Dylan Stoll | Health Editor
Featured Image: The plastic we use is now showing up in our food. | Courtesy of Pixabay
We’ve all seen the picture of the bird carcass filled with plastic garbage, or the video of the turtle with a straw up its nose, but what about the plastic that we can’t see?
Microplastics are plastic particles that range in diameter from five millimeters down to 100 nanometers. Due to their incredibly small size, microplastics are being found in the tissues of animals, and not just the digestive tissues.
Most of the scientists who analyze microplastic content in animals tend to focus on their digestive tracts, but a recent study has discovered microplastics in the liver of fish. This suggests that microplastics can invade tissues other than that of the digestive tract, which are the tissues that we eat.
As if by some twisted form of irony, what we have thrown away has returned to haunt us. Microplastics have been found in some of our most commonly eaten foods, such as canned fish, mussels, and chicken (the gizzard specifically). As if matters couldn’t get any worse, microplastics have been detected in honey, beer, and even sea salt.
But the worst of all is bottled water, which has one of the highest amounts of microplastics, as the container itself contributes to the microplastic contents. People also tend to reuse plastic bottles to reduce waste, which only furthers their exposure.
One of the more unsuspecting, and unfortunately unavoidable, source of microplastic contamination is from the air, or rather, the dust in the air. A recent study estimates that over 70,000 microplastics from dust settles onto our food annually.
You may be wondering, “If we are eating it, where is it going?” Similar to everything we eat, it goes in one end and comes out the other. Microplastics have been found in human stool samples, which supports the evidence that the human food chain has been entirely invaded by plastic.
Although found in a small study with only eight participants from Europe, every participant’s stool contained microplastic content. On average, about 20 particles of microplastic were found in every 10 kg of excreta. According to the authors of the study, they estimated that “more than 50% of the world population might have microplastics in their stools.”
But we aren’t the only ones in danger. Since humans are a relatively larger animal, microplastic exposure (although still dangerous) is less detrimental to us than it would be to a much smaller animal, such as fish larvae. National Geographic interviewed Jamison Gove, an oceanographer, and Jonathan Whitney, a fish biologist, on the subject of microplastics in marine environments.

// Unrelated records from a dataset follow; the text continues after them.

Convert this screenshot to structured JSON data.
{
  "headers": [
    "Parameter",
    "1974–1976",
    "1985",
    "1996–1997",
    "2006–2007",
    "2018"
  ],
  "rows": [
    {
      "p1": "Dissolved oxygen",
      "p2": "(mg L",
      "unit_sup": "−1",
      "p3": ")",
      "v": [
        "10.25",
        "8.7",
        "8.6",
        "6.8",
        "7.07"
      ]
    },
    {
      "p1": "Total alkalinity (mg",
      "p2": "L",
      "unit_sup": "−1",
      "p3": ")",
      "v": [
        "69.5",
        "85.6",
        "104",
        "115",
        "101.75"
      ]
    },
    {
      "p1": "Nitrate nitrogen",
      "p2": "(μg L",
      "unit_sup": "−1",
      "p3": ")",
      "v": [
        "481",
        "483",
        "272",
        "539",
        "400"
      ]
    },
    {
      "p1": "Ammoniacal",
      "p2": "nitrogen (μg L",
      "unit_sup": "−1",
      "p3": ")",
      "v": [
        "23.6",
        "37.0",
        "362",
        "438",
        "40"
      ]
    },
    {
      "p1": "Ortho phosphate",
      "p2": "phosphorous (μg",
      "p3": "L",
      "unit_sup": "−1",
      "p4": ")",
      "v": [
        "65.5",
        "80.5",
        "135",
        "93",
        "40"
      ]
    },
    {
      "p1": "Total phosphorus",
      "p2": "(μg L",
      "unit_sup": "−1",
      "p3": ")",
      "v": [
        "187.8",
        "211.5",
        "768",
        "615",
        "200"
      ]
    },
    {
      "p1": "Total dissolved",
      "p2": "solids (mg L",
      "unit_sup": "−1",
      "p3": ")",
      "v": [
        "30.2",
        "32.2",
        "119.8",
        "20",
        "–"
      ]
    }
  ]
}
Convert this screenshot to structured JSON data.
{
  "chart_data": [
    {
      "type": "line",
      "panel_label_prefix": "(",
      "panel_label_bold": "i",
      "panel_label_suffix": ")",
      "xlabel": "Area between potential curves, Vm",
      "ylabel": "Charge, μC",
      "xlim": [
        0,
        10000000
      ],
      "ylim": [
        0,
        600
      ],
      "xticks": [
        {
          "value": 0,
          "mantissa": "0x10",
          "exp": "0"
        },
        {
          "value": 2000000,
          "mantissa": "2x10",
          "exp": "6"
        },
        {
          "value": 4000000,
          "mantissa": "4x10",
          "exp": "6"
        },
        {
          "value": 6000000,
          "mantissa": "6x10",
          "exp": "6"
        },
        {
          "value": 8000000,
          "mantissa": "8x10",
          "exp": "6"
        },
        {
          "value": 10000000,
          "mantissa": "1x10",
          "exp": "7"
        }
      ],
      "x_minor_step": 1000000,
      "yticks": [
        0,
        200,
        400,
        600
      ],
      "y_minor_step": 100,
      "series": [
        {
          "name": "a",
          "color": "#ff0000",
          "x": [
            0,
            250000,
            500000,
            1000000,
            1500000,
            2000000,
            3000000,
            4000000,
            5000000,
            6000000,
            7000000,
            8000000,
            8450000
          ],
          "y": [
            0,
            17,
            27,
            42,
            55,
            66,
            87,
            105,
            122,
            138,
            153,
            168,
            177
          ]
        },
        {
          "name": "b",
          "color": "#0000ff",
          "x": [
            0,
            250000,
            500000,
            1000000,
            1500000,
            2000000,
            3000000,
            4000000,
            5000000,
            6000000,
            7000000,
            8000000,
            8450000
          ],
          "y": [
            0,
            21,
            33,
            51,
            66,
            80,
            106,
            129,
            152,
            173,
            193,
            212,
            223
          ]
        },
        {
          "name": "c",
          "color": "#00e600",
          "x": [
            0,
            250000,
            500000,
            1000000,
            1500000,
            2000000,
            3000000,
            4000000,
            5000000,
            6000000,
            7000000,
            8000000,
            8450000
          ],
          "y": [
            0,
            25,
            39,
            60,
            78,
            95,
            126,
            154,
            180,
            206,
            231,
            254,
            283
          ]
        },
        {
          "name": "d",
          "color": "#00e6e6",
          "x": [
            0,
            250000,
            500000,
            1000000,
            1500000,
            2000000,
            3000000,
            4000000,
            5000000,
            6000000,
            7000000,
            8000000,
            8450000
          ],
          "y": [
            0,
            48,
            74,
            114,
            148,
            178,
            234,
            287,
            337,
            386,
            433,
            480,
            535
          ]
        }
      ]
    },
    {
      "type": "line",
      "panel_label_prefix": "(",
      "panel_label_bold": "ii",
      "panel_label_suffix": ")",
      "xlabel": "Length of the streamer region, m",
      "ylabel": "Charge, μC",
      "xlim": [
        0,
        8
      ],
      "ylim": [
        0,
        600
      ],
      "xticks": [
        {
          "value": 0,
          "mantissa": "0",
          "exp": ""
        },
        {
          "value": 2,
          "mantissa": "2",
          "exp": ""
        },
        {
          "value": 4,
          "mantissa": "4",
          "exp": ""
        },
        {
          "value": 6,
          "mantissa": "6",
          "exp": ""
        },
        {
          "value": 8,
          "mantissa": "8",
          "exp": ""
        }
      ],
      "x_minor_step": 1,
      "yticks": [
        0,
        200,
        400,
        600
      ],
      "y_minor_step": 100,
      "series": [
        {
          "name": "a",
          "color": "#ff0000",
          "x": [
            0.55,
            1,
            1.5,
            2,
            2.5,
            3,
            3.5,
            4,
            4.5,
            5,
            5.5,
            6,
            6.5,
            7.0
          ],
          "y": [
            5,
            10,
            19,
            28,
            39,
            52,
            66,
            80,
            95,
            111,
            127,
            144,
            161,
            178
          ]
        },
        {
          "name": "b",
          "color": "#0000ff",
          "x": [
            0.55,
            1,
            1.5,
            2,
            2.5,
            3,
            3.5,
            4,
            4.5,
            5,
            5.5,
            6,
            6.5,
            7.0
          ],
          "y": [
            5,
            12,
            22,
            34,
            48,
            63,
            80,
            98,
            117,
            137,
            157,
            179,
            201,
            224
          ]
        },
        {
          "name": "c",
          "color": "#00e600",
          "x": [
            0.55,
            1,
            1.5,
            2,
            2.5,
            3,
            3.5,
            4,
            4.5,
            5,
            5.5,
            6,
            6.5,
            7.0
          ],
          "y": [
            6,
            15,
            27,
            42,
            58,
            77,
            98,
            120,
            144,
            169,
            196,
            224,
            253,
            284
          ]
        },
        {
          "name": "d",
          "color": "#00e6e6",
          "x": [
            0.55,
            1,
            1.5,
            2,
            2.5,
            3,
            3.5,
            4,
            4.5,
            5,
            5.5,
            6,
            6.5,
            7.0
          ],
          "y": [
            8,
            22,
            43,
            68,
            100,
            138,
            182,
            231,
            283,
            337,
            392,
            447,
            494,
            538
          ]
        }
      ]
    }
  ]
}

On the topic of fish larvae, Gove stated: “They’ve beaten a lot of odds to get this far. They hatched, they found the slick, they’re feeding and growing. This is one-tenth of one percent that made it this far; they’re the lucky ones. And now plastics are coming in.” It really only takes one piece of microplastic to kill a fish larva.
As Whitney explained: “If they get a piece of plastic, that could be it. A single thread in the stomach of a larval fish is potentially a killer.”
So take care of what you throw away, and choose carefully where you throw it; what goes around comes around, and karma’s a—well, you know how it goes.